Filmin genel temposuna baktığımızda ise hakkını biraz teslim etmemiz gerek. Yani ilk sahneden son sahneye kadar aksiyon dozajı yüksek bir film ile karşı karşıyayız. Tabi işin içinde Michael Bay imzası olunca bol bol patlama görmek mümkün. Görsel açıdan bazı anlar dışında filmin doyurucu olduğunu söyleyebilirim. Görsel efektler yerli yerinde. Kaplumbağaların tasarımına tekrar tekrar girmeyeceğim çünkü zaten ilk film çıktığında burunsuz dostlarımız yeteri kadar eleştirilmişti.
Tempo yüksek olmasına karşın ilk filme benzer bir işleyiş karşımıza çıkıyor. Hikayenin girişini saymaz isek aksiyon sahnelerinin birebir karşılıkları konumlandırılmış. İlk filmde karlı dağlardan jipler eşliğinde süzülürken bu sahnenin yerini ikinci filmde nehir sahnesi almış. Neyse ki bu uzun sahneler filmin geneline baktığımızda izlemesi biraz daha keyifli.
Sonuç olarak Ninja Kaplumbağalar 2: Gölgelerin İçinden filmi neresinden tutarsanız tutun elinizde kalan bir yapım. Az önce de söylediğim gibi bazı aksiyon sahnelerinden keyif almak mümkün ama genel hatlarına baktığımızda ne hikaye örgüsü, ne karakter derinliği, ne de bir bütünlük sağlanabilmiş. Ninja Kaplumbağalar ile büyüyen nesil için hayal kırıklığı olabilecek film küçük yaştaki izleyicilerin ilgisini çekebilir. Yine de Blockbuster diye tabir ettiğimiz çerezlik filmlerden hoşlanıyorsanız keyifli bir iki saat geçirmeniz mümkün.

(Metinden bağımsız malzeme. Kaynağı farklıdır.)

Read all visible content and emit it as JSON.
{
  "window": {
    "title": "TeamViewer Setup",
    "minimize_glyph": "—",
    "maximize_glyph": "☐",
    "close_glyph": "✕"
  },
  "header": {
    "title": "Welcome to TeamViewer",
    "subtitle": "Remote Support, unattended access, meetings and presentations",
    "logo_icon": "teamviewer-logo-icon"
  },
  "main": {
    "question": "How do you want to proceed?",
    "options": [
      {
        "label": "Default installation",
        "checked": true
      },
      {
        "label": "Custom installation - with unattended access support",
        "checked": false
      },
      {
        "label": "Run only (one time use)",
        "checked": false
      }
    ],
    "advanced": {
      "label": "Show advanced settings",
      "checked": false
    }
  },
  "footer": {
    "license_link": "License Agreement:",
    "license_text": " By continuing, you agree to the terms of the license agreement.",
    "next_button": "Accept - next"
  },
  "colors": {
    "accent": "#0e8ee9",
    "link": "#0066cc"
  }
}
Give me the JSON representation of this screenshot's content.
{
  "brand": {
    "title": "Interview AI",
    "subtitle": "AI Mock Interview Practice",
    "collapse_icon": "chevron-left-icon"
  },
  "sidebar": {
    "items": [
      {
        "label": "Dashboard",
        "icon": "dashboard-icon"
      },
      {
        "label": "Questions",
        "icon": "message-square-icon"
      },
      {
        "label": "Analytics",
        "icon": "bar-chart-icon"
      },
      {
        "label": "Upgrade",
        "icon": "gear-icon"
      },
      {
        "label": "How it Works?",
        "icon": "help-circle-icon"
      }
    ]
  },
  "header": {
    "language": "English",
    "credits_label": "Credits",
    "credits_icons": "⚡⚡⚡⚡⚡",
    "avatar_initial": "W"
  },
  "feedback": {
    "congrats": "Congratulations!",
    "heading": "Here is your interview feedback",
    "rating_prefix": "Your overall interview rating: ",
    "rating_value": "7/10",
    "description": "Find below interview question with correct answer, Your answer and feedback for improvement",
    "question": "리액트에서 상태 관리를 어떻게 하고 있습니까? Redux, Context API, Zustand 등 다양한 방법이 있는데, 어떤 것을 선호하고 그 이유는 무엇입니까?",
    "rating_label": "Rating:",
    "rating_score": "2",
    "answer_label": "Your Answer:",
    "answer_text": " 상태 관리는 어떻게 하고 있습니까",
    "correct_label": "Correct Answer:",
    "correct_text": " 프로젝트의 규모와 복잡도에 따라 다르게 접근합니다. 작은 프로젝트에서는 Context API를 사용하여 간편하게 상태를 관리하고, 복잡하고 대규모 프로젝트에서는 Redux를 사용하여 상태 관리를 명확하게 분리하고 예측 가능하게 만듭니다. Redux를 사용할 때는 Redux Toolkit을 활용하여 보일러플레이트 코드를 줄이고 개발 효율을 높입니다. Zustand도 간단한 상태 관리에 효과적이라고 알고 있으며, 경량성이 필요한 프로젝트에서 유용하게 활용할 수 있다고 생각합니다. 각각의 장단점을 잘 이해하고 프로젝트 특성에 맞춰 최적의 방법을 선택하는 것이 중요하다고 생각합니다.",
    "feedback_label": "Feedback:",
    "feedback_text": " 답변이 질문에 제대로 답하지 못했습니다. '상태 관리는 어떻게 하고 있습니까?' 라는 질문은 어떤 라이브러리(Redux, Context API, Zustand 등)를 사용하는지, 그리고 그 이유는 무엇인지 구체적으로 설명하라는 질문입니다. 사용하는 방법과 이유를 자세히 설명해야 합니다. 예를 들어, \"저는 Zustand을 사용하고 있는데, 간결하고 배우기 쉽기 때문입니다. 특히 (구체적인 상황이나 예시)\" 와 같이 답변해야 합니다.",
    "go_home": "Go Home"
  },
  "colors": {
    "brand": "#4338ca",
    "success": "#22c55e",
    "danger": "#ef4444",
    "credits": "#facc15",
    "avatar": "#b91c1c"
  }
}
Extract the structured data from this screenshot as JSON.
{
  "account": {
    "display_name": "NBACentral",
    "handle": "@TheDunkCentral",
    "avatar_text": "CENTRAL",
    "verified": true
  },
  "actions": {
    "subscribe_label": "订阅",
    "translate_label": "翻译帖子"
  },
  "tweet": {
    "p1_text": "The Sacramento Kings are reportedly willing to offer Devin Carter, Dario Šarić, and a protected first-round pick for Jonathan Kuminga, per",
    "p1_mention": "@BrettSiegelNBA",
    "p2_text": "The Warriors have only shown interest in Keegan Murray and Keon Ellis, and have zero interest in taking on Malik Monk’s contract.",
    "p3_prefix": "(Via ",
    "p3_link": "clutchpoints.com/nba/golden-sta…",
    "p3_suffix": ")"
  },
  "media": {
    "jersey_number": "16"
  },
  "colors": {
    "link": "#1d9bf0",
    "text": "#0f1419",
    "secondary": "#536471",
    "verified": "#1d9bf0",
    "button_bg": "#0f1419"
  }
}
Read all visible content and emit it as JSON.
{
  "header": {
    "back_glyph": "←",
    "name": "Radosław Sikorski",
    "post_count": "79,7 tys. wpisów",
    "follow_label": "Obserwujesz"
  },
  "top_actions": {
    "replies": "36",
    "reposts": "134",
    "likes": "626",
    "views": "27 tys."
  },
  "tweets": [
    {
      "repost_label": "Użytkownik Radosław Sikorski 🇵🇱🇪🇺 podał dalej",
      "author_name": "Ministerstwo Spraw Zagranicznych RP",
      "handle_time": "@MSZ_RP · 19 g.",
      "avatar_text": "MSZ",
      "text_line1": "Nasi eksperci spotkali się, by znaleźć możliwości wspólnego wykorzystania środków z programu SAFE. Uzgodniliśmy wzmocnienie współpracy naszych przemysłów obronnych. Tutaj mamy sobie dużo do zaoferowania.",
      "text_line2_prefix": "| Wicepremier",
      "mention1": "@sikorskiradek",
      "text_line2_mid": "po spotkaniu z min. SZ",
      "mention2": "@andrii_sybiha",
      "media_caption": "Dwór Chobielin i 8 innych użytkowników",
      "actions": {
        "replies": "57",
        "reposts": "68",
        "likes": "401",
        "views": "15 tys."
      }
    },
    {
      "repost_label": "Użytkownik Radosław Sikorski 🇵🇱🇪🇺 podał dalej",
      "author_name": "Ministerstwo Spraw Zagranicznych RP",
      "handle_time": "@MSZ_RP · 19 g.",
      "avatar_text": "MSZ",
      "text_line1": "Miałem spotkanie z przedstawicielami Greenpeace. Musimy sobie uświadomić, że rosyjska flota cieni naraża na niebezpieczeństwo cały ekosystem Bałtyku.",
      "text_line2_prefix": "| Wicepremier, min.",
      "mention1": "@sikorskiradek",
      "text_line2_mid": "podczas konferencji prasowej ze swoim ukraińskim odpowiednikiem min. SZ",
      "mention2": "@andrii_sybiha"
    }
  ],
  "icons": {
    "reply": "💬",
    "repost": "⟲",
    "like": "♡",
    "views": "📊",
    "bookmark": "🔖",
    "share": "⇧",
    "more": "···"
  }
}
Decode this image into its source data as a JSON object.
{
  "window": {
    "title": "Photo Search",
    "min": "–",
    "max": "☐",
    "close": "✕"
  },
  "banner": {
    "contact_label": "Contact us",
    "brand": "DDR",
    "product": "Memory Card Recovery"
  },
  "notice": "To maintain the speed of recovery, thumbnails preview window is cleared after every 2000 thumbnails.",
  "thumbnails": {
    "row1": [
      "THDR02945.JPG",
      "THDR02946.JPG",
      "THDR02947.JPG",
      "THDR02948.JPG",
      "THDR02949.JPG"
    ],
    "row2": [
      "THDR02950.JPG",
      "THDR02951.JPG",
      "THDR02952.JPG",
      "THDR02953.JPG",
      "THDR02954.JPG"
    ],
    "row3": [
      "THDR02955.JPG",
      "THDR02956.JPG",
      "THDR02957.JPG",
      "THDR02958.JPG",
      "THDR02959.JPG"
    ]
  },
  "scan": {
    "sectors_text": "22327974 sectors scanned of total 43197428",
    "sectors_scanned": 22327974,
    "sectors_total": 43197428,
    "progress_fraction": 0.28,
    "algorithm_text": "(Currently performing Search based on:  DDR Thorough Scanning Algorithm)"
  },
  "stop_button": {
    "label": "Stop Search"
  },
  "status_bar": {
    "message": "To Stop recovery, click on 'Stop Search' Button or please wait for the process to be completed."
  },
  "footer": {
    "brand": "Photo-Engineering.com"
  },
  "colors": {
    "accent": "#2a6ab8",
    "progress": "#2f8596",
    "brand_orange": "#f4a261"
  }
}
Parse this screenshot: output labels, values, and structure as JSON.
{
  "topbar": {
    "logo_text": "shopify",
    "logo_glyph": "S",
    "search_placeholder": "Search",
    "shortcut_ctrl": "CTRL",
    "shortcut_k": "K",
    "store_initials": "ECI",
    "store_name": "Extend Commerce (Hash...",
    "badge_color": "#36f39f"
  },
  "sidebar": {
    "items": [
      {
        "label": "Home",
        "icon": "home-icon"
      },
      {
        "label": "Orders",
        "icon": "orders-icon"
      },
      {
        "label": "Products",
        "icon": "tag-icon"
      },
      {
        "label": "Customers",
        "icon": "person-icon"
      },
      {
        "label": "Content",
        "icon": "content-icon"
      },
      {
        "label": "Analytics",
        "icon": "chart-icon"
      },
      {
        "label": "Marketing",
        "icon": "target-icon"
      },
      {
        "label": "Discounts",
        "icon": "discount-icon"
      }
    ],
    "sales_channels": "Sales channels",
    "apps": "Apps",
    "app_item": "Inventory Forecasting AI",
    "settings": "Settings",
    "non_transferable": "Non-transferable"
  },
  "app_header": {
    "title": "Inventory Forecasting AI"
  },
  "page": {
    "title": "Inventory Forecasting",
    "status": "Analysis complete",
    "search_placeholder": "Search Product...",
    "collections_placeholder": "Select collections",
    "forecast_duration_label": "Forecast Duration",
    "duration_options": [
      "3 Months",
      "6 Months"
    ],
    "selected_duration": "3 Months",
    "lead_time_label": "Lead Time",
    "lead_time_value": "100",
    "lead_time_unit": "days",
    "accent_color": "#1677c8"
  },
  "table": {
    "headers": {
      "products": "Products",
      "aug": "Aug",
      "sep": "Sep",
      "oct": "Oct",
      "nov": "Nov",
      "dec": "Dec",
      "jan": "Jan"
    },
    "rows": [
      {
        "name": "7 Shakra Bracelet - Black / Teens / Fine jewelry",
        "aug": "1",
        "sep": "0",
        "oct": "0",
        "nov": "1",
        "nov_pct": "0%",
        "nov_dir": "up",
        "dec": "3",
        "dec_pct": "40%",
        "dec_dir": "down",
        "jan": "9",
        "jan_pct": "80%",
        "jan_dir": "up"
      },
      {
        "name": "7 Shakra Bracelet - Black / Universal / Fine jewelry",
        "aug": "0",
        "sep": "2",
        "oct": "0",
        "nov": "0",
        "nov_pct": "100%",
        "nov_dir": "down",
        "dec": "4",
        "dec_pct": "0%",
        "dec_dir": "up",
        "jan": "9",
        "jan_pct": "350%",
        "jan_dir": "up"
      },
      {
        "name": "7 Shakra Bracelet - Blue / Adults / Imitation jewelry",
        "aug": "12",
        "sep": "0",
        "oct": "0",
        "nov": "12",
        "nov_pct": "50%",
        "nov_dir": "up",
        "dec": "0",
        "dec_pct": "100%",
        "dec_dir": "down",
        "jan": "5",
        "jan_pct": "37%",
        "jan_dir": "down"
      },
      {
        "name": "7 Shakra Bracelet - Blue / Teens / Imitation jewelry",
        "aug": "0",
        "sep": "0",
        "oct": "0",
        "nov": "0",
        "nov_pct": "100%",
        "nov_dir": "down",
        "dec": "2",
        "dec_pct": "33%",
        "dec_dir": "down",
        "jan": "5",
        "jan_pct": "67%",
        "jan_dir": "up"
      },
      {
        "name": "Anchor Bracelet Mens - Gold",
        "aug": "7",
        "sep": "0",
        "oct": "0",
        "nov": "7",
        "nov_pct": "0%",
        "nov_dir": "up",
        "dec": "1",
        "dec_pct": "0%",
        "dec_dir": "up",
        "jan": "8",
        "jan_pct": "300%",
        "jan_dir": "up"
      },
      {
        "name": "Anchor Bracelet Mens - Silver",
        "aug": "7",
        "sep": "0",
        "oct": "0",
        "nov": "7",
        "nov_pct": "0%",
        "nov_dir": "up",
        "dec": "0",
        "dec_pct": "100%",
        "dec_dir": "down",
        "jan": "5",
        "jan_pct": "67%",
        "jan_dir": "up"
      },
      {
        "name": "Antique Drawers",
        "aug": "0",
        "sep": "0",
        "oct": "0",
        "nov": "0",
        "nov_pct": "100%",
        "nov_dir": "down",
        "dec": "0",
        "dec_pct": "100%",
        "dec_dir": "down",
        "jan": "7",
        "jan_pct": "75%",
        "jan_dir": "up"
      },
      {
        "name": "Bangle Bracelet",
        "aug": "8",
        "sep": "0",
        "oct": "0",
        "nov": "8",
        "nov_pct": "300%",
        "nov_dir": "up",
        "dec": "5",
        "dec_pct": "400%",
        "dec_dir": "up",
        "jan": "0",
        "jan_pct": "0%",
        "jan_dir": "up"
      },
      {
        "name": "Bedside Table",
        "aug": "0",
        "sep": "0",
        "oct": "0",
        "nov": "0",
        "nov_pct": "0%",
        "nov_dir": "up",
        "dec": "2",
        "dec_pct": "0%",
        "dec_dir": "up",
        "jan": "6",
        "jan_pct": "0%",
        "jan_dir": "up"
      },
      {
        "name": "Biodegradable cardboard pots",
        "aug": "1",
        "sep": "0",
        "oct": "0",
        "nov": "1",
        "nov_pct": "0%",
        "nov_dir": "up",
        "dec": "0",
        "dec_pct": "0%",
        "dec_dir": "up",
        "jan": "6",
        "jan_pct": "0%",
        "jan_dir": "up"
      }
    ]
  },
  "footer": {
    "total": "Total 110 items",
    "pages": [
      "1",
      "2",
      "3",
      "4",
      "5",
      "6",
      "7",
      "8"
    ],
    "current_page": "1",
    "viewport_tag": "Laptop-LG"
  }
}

Bence eleştirinin dozunu biraz kaçırmışsınız bizim sinema kültürümüz amcasının karısına yazan yeğenler üzerine kurulu böyle bir animasyon film i türk izleyici kitlesinin çok eleştirmeye hakkı olduğunu düşünmüyorum 80ler sonunu filme yansıtmaları imkansız ve manasız olur zaten.